Grazing management decisions that get results

While grazing dairy cows there are fundamentally three key areas of focus, regardless of system type.

Published
Beth Howells

They are: maximising cost-effective animal performance, that is maintain or improve milk yields while reducing feed rates; achieve high animal health status; maintain optimum milk constituents.

Management and nutritional activities while grazing can get complicated, but we must ensure that those actions taken will actively focus on at least one of the above.

Intake is king, and turning cows, particularly higher yielding cows, into slightly higher grass covers can increase intake per bite and therefore total grass intake. This may come at a cost of a clean residual so consider topping or quickly going over the field with youngstock to allow for a clean regrowth.
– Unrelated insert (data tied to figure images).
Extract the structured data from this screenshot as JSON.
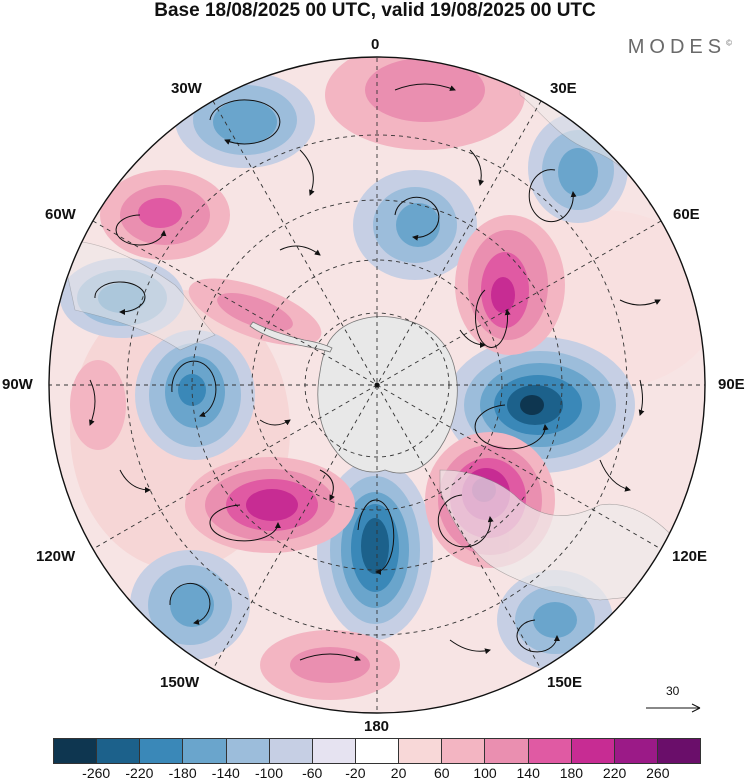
{
  "title": "Base 18/08/2025 00 UTC, valid 19/08/2025 00 UTC",
  "brand": "MODES",
  "brand_mark": "©",
  "longitude_labels": {
    "lon_0": "0",
    "lon_30e": "30E",
    "lon_60e": "60E",
    "lon_90e": "90E",
    "lon_120e": "120E",
    "lon_150e": "150E",
    "lon_180": "180",
    "lon_150w": "150W",
    "lon_120w": "120W",
    "lon_90w": "90W",
    "lon_60w": "60W",
    "lon_30w": "30W"
  },
  "reference_vector": "30",
  "colorbar": {
    "colors": [
      "#0e3650",
      "#1c618b",
      "#3a88b8",
      "#6aa5cc",
      "#9cbddb",
      "#c6cfe4",
      "#e6e3f1",
      "#ffffff",
      "#f8d8d8",
      "#f3b5c2",
      "#ea8fb0",
      "#e05aa3",
      "#c72c93",
      "#9b1a87",
      "#6a0e6a"
    ],
    "ticks": [
      "-260",
      "-220",
      "-180",
      "-140",
      "-100",
      "-60",
      "-20",
      "20",
      "60",
      "100",
      "140",
      "180",
      "220",
      "260"
    ]
  },
  "colors": {
    "land": "#e8e8e8",
    "grid": "#333333"
  }
}
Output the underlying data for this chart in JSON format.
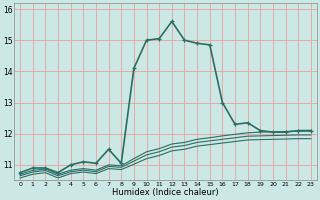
{
  "title": "",
  "xlabel": "Humidex (Indice chaleur)",
  "background_color": "#cce8e4",
  "grid_color": "#e8a0a0",
  "line_color": "#2a6e64",
  "xlim": [
    -0.5,
    23.5
  ],
  "ylim": [
    10.5,
    16.2
  ],
  "xticks": [
    0,
    1,
    2,
    3,
    4,
    5,
    6,
    7,
    8,
    9,
    10,
    11,
    12,
    13,
    14,
    15,
    16,
    17,
    18,
    19,
    20,
    21,
    22,
    23
  ],
  "yticks": [
    11,
    12,
    13,
    14,
    15,
    16
  ],
  "series": [
    {
      "x": [
        0,
        1,
        2,
        3,
        4,
        5,
        6,
        7,
        8,
        9,
        10,
        11,
        12,
        13,
        14,
        15,
        16,
        17,
        18,
        19,
        20,
        21,
        22,
        23
      ],
      "y": [
        10.75,
        10.9,
        10.9,
        10.75,
        11.0,
        11.1,
        11.05,
        11.5,
        11.05,
        14.1,
        15.0,
        15.05,
        15.6,
        15.0,
        14.9,
        14.85,
        13.0,
        12.3,
        12.35,
        12.1,
        12.05,
        12.05,
        12.1,
        12.1
      ],
      "marker": true,
      "linewidth": 1.2
    },
    {
      "x": [
        0,
        1,
        2,
        3,
        4,
        5,
        6,
        7,
        8,
        9,
        10,
        11,
        12,
        13,
        14,
        15,
        16,
        17,
        18,
        19,
        20,
        21,
        22,
        23
      ],
      "y": [
        10.7,
        10.82,
        10.87,
        10.7,
        10.83,
        10.88,
        10.83,
        11.0,
        10.97,
        11.2,
        11.42,
        11.52,
        11.67,
        11.72,
        11.82,
        11.87,
        11.93,
        11.98,
        12.03,
        12.05,
        12.06,
        12.07,
        12.08,
        12.08
      ],
      "marker": false,
      "linewidth": 0.8
    },
    {
      "x": [
        0,
        1,
        2,
        3,
        4,
        5,
        6,
        7,
        8,
        9,
        10,
        11,
        12,
        13,
        14,
        15,
        16,
        17,
        18,
        19,
        20,
        21,
        22,
        23
      ],
      "y": [
        10.65,
        10.77,
        10.82,
        10.65,
        10.78,
        10.83,
        10.78,
        10.95,
        10.92,
        11.12,
        11.32,
        11.42,
        11.57,
        11.62,
        11.72,
        11.77,
        11.82,
        11.87,
        11.92,
        11.93,
        11.94,
        11.95,
        11.96,
        11.96
      ],
      "marker": false,
      "linewidth": 0.8
    },
    {
      "x": [
        0,
        1,
        2,
        3,
        4,
        5,
        6,
        7,
        8,
        9,
        10,
        11,
        12,
        13,
        14,
        15,
        16,
        17,
        18,
        19,
        20,
        21,
        22,
        23
      ],
      "y": [
        10.58,
        10.7,
        10.75,
        10.58,
        10.72,
        10.77,
        10.72,
        10.88,
        10.85,
        11.02,
        11.2,
        11.3,
        11.45,
        11.5,
        11.6,
        11.65,
        11.7,
        11.75,
        11.8,
        11.81,
        11.82,
        11.83,
        11.84,
        11.84
      ],
      "marker": false,
      "linewidth": 0.8
    }
  ]
}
Grass dry matter and daylight length are often overlooked when considering intake potential. Consider a 12kg DMI of grass to be typical (14kg DMI is possible), at 22 per cent dry matter this equates to a fresh weight intake of 55.5kg which is achievable,

However after rain if dry matter drops to 17 per cent cows need to achieve 70.5 kg fresh weight. Along with a buffer feed, this intake becomes difficult to achieve.

Similar can be said for daylight hours. Cows graze very little or even not at all through night-time hours, therefore ensure grazing is budgeted to take this into account.